2. Two general types of e-skilled professionals are emerging as essential: ICT experts – i.e., those who are experts in building, operating and maintaining specific technologies, including software and hardware; and Business-ICT experts – i.e., those who are experts in using ICT to enhance business processes and innovation. Both Jonathan and Richard provided important insights into what specific skills are key to making the most of cloud-based services. Their research and experience emphasized that to be competitive, organizations need access to both types of experts. This is consistent with research of mine on the expanding strategic roles of Europe’s most effective Chief Information Officers (as judged by their peers). Last year, I collaborated with CIOnet and developed a report profiling all the cool things Europe’s top CIOs were engaged in – from enhancing business processes to helping their organizations expand the boundaries of innovation. We surveyed 130 CIOs from 7 European countries on how they spend their time. The survey data show that CIOs and their IT Groups are engaged in several key activities beyond simply managing ICT services. Over the next 3 years, for example, more than a quarter of surveyed CIOs anticipated spending more time defining and managing enterprise-wide business processes. The report, with additional insights from the study, can be downloaded here. We are now collaborating on the 2nd edition of the report, profiling a new set of CIOs.
3. Ensuring a sufficient supply of and access to each type of e-skilled professional may require distinct policy approaches. Access to ICT experts does not necessarily mean the experts need to be located in the same country as the organization drawing on them. On the other hand, organizations are more likely to need a Business-ICT expert onsite to engage with non-ICT peers. These differences are critical, as each type requires very different approaches and involves a different set of stakeholder groups.
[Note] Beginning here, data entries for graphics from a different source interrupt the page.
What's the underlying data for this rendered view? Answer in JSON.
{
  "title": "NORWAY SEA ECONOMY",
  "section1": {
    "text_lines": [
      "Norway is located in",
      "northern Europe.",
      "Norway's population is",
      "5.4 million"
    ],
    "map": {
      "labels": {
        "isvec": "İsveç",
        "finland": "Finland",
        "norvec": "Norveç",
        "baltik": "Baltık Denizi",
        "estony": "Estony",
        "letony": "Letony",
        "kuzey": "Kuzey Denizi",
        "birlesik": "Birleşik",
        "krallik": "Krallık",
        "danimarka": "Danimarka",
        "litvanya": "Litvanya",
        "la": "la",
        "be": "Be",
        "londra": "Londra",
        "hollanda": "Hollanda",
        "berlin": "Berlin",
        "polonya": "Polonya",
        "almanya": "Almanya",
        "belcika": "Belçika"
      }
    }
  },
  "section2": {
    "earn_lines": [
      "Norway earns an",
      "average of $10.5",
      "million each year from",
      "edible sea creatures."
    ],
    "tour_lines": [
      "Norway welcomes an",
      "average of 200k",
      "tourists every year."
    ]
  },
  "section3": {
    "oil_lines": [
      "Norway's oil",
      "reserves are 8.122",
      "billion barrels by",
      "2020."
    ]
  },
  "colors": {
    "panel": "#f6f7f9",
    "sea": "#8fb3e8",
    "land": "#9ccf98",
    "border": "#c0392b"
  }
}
In short, the organizations that are succeeding in taking control of ICT services, such as cloud-based services, are doing so by drawing on two general types of e-skilled professionals: ICT experts and Business-ICT experts. If your organization is not relying on ICT professionals to enhance business processes or expand the way your organization innovates and engages with external customers, then it is not making the most of its investments in ICT and is losing out on critical opportunities for competitiveness. If your organization is keen to foster ICT professionals that work with non-ICT colleagues to manage ICT services, design and manage business processes, and strengthen relations with external customers, then please make sure to engage with local universities and governments to coordinate efforts at building the supply of and ensuring access to both types of e-skills professionals.